The decision by the out going president Bachelet of Chile to announce to the world in the first day after the earthquake that Chile would not need any international aid helped to set an unfortunate tone for news coverage in the first three days of the disaster. “We generally do not ask for help,” Ms. Bachelet had said.The impression given by her response and, further, based on the number of buildings still standing in Santiago, was that the earthquake was serious, but not cataclysmic. We now know the opposite was true and, in fact, the world should have been able to conclude that earlier. Clearly, the TerryReport was leaning in that direction all day Sunday and Monday, posting numerous stories here and on twitter about the tsunami devastation.

Some “rules” about official and other responses to disasters are surely emerging from this and other recent situations. First, high officials, who are looked on as having complete information, should never over or under characterize deaths and damage. (The over estimate happened early in Haiti, where some officials were talking about a hundred or two thousand dead barely hours after the quake. The fact that those numbers are now widely accepted as close to the truth does not change the potential damage from misstatements.) The best response in the first 24 hours after such a major event would be to say “It is very serious and we are assessing the damage at this time”. Don’t say what you don’t know to be true.
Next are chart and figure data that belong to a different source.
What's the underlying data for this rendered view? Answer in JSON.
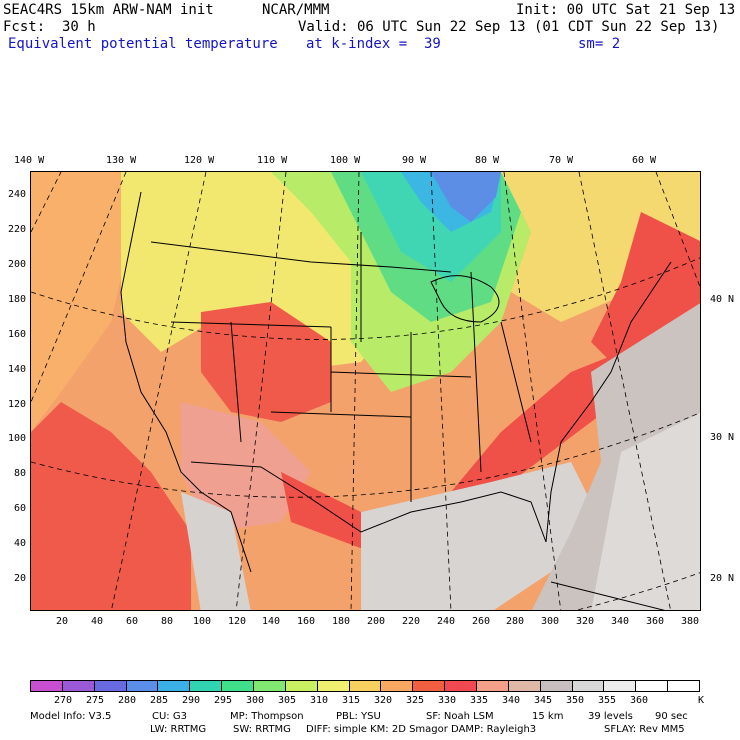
{
  "header": {
    "model": "SEAC4RS 15km ARW-NAM init",
    "org": "NCAR/MMM",
    "init": "Init: 00 UTC Sat 21 Sep 13",
    "fcst_label": "Fcst:",
    "fcst_value": "30 h",
    "valid": "Valid: 06 UTC Sun 22 Sep 13 (01 CDT Sun 22 Sep 13)",
    "field": "Equivalent potential temperature",
    "level": "at k-index =  39",
    "smooth": "sm= 2"
  },
  "axes": {
    "lon_labels": [
      "140 W",
      "130 W",
      "120 W",
      "110 W",
      "100 W",
      "90 W",
      "80 W",
      "70 W",
      "60 W"
    ],
    "lat_labels": [
      "40 N",
      "30 N",
      "20 N"
    ],
    "y_ticks": [
      "240",
      "220",
      "200",
      "180",
      "160",
      "140",
      "120",
      "100",
      "80",
      "60",
      "40",
      "20"
    ],
    "x_ticks": [
      "20",
      "40",
      "60",
      "80",
      "100",
      "120",
      "140",
      "160",
      "180",
      "200",
      "220",
      "240",
      "260",
      "280",
      "300",
      "320",
      "340",
      "360",
      "380"
    ]
  },
  "legend": {
    "labels": [
      "270",
      "275",
      "280",
      "285",
      "290",
      "295",
      "300",
      "305",
      "310",
      "315",
      "320",
      "325",
      "330",
      "335",
      "340",
      "345",
      "350",
      "355",
      "360",
      "K"
    ],
    "colors": [
      "#c850d0",
      "#9a5ad8",
      "#6a6ae0",
      "#5a8ee8",
      "#3ab0e6",
      "#30d4b0",
      "#40e08a",
      "#80e870",
      "#c8f060",
      "#f0f070",
      "#f8d060",
      "#f8a860",
      "#f06040",
      "#f04850",
      "#f4a088",
      "#e0b8a8",
      "#c8c0c0",
      "#d8d8d8",
      "#ececec",
      "#ffffff",
      "#ffffff"
    ]
  },
  "footer": {
    "line1": [
      "Model Info: V3.5",
      "CU: G3",
      "MP: Thompson",
      "PBL: YSU",
      "SF: Noah LSM",
      "15 km",
      "39 levels",
      "90 sec"
    ],
    "line2": [
      "LW: RRTMG",
      "SW: RRTMG",
      "DIFF: simple KM: 2D Smagor DAMP: Rayleigh3",
      "SFLAY: Rev MM5"
    ]
  }
}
Nations, strangely, often reject international aid as a matter of pride. President Bush did this in the aftermath of Katrina and his rejection took on a very hollow sound as hundreds of people died because they were not rescued from the flood waters in time. The US might not have needed assistance, but the appearance was the opposite, which gave the world an impression of arrogance or indifference to the fate of people in New Orleans. If a sufficient rescue and recovery effort had been launched in the first few days, it would have mattered little what Bush said.

In Chile, as it Haiti, it would have been best to get relief efforts moving, even if they were later called off or found not to be needed. This is a matter, after all, of human life and survival. When you tell international organizations to “stand down”, you are adding days to their response time once you change your mind. It is better to call the ambulance and then say turn back than to say you don’t need it at all.